In the insurance industry for instance, big data is already affecting a transition away from the traditional “group profile” method which determines for instance, that if you are a young man you are more dangerous and should therefore pay a premium, towards an approach whereby decisions are made on the basis of complex individual data.
Companies able to deliver this level of sophistication will leave other in their wake. “If a company is not thinking about this they won’t be in business in 10 years’ time,” Gold says.
EMC’s wants its partners to become “data scientists”, and is especially interested in those companies where there are good “maths” skills, “people who can actually understand the application of what they do,” Gold says.
EMC is viewing opportunities to sell bespoke big data storage solutions that reflect the particular nuances and challenges of big data.

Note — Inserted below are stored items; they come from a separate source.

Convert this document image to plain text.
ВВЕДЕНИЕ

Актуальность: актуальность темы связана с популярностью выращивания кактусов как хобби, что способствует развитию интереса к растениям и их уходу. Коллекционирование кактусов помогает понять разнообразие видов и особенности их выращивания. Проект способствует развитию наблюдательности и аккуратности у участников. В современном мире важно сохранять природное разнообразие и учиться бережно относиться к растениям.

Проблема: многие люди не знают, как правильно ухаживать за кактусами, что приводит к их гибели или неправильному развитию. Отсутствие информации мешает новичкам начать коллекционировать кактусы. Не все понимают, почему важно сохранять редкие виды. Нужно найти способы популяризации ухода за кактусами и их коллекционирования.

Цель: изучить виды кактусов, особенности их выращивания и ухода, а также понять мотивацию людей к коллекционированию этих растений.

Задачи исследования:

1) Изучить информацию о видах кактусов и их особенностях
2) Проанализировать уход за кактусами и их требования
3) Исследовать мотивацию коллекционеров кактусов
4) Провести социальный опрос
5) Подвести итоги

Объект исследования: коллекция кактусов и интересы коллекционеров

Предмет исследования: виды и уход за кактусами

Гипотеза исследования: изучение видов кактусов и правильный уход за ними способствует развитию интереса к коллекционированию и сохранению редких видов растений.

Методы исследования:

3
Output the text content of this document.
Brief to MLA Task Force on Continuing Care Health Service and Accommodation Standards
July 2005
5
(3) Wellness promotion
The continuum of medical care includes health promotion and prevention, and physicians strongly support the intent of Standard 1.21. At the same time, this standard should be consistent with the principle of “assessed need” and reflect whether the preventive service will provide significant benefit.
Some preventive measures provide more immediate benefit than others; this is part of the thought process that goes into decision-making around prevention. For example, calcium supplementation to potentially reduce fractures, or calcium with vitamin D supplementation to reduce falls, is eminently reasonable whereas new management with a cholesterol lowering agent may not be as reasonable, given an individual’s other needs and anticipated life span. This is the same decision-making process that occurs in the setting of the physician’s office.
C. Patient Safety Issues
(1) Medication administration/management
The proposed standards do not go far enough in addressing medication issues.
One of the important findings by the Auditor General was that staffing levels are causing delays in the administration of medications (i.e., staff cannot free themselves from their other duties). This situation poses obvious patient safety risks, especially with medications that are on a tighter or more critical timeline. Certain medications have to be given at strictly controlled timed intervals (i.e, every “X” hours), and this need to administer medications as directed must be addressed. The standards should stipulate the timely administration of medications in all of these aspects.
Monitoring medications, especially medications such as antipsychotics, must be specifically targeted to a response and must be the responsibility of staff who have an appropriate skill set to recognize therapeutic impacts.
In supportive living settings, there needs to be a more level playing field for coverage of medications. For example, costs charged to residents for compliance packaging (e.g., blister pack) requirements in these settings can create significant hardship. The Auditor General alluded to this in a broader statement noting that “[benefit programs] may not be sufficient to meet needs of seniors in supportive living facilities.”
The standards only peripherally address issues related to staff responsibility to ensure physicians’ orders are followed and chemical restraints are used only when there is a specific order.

“Traditional storage has started to creak,” Gold says. “The first day you plug traditional storage in is your best day – it just gets worse after that.”
IT generating big data
The growing importance to organisations of big data is leading to an increased focus on applying advanced data analysis techniques to companies’ core IT systems, notes Matt Elliot, COO with Sydney-based IT analytics specialists eMite.
“We have taken all the tools and techniques in the BI world and applied them to IT operations,” he explains.
A core focus for the company is helping organisations break down their information silos.
“It astounds me that IT environments are still absolutely full of silos that essentially don’t talk to each other,” Elliot says.
But perhaps more importantly, eMite’s Riskband solution aggregates all of the data produced by companies’ IT hardware and software with a view to helping them understand exactly how their IT is performing at any given time.
As organisations spend more time and money trying to figure out what their customers are likely to be thinking and / or buying on a given Tueday, it stands to reason they will eventually want to know in as much detail how their core IT systems are feeling too.